Priorité au développement économique
C’est sans hésitation aucune que Bernard Sévigny, président de l’Union des municipalités du Québec (UMQ) et maire de Sherbrooke, avance que le développement économique est maintenant le principal enjeu des municipalités. Le sujet sera même au coeur des prochaines assises de l’UMQ, puisqu’un forum lui est consacré.
«Le prochain défi pour les municipalités, poursuit-il, c’est de bien cerner le rôle qu’elles doivent jouer dans le développement économique. Ces dernières années, les municipalités ont essentiellement tenu un discours autonomiste. Mais les changements que le gouvernement a apportés à la Loi sur les relations de travail et à la Loi sur les régimes de retraite, ainsi que le dépôt de la loi 122 ont grandement répondu au besoin d’autonomie des municipalités. Maintenant, et pour les prochaines années, c’est sur le développement économique que l’on doit se pencher.»
Bien que les municipalités ont toujours été préoccupées par le développement économique sur leur territoire, l’intérêt grandissant qu’elles portent aujourd’hui à cet aspect repose sur deux facteurs. Le premier, d’ordre pratique, est l’abolition par le gouvernement libéral des centres locaux de développement (CLD), dont les fonctions sont maintenant assumées par les municipalités. «Ça a été un coup dur. La disparition des CLD a créé un vide, mais aussi une opportunité. Maintenant, les municipalités examinent comment s’y prendre pour soutenir leurs entreprises et quelles structures mettre en place pour remplacer le travail autrefois accompli par les CLD.»
La disparition des conseils régionaux des élus (CRE) est venue aussi bousculer les cartes. « Les municipalités et les MRC ont déjà commencé à mettre en place des tables de concertation, dit-il, afin de coordonner les efforts en développement économique dans leur région respective. »
À l’international
Le second facteur est la mondialisation de l’économie. «La mondialisation a complètement changé la donne. Les traités internationaux de libreéchange ont ouvert des portes pour les entreprises de nos territoires. Les municipalités ne peuvent pas ignorer cette nouvelle réalité et elles ont un rôle à jouer à l’international.»
Si cela est vrai pour les métropoles, comme Montréal, qui se doivent d’avoir une présence à l’international, est-ce possible pour les plus petites municipalités ? Non seulement Bernard Sévigny y croit, il en a même fait l’expérience.
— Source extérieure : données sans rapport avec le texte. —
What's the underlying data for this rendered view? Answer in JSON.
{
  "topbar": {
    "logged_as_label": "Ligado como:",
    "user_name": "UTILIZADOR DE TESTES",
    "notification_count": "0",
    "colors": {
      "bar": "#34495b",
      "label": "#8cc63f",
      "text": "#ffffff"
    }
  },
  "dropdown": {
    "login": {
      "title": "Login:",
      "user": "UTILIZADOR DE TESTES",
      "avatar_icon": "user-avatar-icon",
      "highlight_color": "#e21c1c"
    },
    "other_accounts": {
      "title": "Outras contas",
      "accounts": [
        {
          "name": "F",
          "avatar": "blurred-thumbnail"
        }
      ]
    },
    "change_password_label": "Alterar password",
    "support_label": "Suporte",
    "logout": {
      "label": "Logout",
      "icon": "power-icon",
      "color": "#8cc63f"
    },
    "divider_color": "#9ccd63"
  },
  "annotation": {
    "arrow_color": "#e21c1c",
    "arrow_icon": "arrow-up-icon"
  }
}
L’UMQ a en effet organisé une mission économique dans l’État de New York avec cinq municipalités participantes, soit Drummondville, Alma, Gatineau, Shawinigan et Magog. « Le maire et le responsable du développement économique, accompagnés de trois personnes d’affaires locales, composaient la délégation de chaque ville, précise-t-il. L’idée était d’aller sur le terrain explorer les possibilités de créer des affinités ,et cela a bien fonctionné. Par exemple, Alma travaille depuis un certain temps à développer une filière sur les drones et l’État de New York possède un aéroport où se trouve un centre de recherche sur les drones. Les deux groupes se sont rencontrés et ont même signé une entente de collaboration. »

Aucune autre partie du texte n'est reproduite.